The year 2015 has been a year of mystery and mixed reviews. Will prices continue to inch upward, will rates continue to remain at historic lows and what kind of impact will the “millenials” (people reaching young adulthood around the year 2000) play in our ever changing market? This real estate market can stump even the experts. Fundamentals, like population and wage growth, as well as the tastes of a new generation of home buyers, will dictate the trajectory of home prices.
The nation has been stuck in a demographic rut, which has dragged down the demand for homes. For the past decade, the largest portion of the American population was made up of Baby Boomers, folks who long ago settled down and started families. But late last year, the Census Bureau announced that the cohort of now-23-year-old Americans is the largest in the country, followed by 24 and 22-year olds, respectively. As this generation ages another year, more of them will start families and look to buy homes of their own. Over the next five years this is sure to play a major role in market trends regarding owner-occupied housing.
Since the housing crisis, the total value of owner-occupied housing has remained flat in Maryland and all over the United States. This is because builders have not been constructing many single-family homes, a situation that the U.S. economy hasn’t faced since the Great Depression.
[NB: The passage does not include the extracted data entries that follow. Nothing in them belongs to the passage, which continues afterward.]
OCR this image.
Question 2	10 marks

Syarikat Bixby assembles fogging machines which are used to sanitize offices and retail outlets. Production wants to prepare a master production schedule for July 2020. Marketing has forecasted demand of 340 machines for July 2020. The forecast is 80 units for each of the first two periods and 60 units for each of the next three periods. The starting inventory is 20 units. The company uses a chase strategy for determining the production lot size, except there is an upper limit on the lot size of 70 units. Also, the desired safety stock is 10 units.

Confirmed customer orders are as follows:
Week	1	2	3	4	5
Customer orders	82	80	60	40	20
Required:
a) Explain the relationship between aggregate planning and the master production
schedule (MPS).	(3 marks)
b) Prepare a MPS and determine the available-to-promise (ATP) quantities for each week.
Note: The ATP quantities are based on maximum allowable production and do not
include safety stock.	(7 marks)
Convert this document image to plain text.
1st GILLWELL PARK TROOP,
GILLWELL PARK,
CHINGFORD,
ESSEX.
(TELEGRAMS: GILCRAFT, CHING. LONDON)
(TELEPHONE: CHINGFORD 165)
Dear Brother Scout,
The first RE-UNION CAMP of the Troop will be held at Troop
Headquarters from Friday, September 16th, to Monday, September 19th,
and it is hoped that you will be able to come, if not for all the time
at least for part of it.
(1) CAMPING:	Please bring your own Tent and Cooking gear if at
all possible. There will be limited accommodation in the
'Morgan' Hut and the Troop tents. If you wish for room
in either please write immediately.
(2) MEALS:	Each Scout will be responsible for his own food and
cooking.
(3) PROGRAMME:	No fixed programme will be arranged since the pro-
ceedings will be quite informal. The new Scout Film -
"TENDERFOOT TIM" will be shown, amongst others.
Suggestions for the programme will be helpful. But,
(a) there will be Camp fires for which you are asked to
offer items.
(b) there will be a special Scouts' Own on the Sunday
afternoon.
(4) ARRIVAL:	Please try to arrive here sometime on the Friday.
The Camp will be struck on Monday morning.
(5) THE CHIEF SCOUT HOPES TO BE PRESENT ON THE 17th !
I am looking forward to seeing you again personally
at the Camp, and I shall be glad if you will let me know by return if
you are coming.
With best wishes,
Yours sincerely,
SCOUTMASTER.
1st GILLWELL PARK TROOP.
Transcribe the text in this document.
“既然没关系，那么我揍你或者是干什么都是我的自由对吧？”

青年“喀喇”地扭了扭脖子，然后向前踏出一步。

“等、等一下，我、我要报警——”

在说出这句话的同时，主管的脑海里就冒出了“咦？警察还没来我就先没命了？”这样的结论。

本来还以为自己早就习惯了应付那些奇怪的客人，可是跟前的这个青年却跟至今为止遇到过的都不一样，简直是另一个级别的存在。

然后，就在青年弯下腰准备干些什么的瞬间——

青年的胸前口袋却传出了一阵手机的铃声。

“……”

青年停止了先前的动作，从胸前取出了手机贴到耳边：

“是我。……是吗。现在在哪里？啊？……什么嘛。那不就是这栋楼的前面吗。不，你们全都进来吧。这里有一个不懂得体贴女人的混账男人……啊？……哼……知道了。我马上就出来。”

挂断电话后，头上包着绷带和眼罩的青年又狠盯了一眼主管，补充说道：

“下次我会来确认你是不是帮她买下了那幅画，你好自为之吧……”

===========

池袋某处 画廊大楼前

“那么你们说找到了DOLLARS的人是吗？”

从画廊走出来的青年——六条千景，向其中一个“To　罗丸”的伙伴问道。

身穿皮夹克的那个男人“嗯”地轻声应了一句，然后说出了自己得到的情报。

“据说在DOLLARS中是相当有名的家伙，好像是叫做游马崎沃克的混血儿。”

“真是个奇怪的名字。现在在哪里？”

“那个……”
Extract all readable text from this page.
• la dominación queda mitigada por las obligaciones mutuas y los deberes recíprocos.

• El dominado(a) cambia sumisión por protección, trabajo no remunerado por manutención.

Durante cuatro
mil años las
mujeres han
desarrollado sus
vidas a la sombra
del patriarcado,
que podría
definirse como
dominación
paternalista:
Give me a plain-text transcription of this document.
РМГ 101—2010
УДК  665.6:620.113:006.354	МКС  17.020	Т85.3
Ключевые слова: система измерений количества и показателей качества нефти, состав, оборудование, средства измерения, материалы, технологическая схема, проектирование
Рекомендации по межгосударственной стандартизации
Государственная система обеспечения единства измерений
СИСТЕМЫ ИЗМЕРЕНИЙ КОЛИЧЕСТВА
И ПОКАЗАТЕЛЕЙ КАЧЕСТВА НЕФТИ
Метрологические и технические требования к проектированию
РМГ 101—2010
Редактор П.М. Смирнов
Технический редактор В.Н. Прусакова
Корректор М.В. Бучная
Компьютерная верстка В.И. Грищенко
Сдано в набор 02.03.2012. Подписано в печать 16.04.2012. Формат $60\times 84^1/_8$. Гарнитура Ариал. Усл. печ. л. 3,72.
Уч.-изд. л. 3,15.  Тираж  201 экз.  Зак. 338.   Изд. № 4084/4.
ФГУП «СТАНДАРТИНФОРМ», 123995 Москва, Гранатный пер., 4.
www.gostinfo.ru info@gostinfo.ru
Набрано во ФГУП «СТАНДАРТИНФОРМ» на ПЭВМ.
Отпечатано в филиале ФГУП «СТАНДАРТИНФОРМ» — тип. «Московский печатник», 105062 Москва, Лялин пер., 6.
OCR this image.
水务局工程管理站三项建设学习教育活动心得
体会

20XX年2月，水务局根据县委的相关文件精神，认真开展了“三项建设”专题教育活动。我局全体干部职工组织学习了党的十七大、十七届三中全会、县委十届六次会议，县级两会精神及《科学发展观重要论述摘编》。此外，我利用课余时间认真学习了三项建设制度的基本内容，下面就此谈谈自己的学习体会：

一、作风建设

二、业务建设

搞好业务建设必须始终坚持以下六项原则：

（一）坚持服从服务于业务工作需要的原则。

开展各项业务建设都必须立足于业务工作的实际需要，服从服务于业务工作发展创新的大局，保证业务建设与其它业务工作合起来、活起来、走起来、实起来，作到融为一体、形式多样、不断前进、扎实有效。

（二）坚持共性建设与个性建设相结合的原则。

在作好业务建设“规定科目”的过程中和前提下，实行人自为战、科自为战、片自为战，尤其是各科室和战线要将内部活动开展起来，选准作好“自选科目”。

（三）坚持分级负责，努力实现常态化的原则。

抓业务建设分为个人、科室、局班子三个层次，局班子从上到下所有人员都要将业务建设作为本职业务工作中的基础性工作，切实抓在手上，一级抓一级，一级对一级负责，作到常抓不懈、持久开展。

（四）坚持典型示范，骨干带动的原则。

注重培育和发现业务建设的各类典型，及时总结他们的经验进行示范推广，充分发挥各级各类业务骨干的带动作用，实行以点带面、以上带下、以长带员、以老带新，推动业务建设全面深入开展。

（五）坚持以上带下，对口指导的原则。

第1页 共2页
Harford County is experiencing one of its slowest years in new construction since the nationwide slump began six years ago.
According to figures released by the Harford County Department of Planning and Zoning at the end of June, permits to build 82 single family houses were issued in the first six months of this year, compared with 112 for the same period a year earlier. The county issued 92 permits for new townhouses in the first six months of both years and has not issued a permit for an apartment unit, condominium or rental, since 2012.
Fortunately, even with the decline of newly constructed homes, Baltimore has made a steady push towards recovery over the past five years. The Baltimore real estate market has seen improvement. In fact, prices are rising so steadily in the most popular neighborhoods that the pendulum may already be swinging back to a sellers’ market not seen since 2006.
Despite Baltimore falling behind the national average rate of appreciation, homes in this market are currently worth about $255,600. Subsequently, the national average is $212,267. Gains that have been made in the last three years have served to pull the local market out of the post-recession price weakness. Experts expect prices to increase at a faster rate than in the previous three years. According to the latest CoreLogic Case-Shiller report, Baltimore has been included in the top 10 major markets expected to see the biggest increases in home prices over the course of a year. As a result, Baltimore rents have increased on a level equal to that of cities like San Diego, San Francisco and New York. In each of these cities, renters are allocating more than the suggested 30% of income to rent.
Expected improvements in the housing sector are due, in large part, to a strengthening labor force. In addition to an expanding U.S. economy, Baltimore’s work force continues to serve as a strong driver for local supply and demand. Unlike other cities, employment in the Baltimore market has held up and is on an upward trend. Despite an unemployment rate of 6.5% (just 0.4% higher than the national average), Baltimore’s situation has improved tremendously relative to the same time last year. Subsequently, the unemployment rate one year ago was 7.4%. In other words, local job growth is stronger than that of other markets.
Meanwhile, a large number of foreclosures continued to drag on prices. Median sales prices for the city and five surrounding counties of Baltimore rose 1.1 percent when compared with last March — from $227,500 to $230,075.
Even with the presence of the foreclosures in the market many analysts were convinced that mortgage rates would rise this year on the back of an improving economy and the winding down of the Fed’s bond-buying stimulus program, the market didn’t comply. The year started out with news that the U.S. economy shrank in the first quarter, which put the market on edge. Next came news of unrest in Ukraine and slow growth in Japan and Europe, putting more downward pressure on interest and mortgage rates. Now, a 30-year mortgage is actually cheaper on average than it was at this time last year. But economists are still betting that 2015 will be the year rates rise in earnest, citing, again, an improving domestic economy and a lack of stimulus from the Federal Reserve.
The real estate market is a mixture of highs, lows and uncertainties for the future that even the experts can’t predict. The ever changing stock market, global situations, buyer preferences, interest rates, supply of homes, and demographics are just a few reasons that makes real estate so intriguing. With all of the local, national and international components of real estate that are used to predict, follow, graph and analyze the future of the national and local markets it will continue to perpetually captivate us.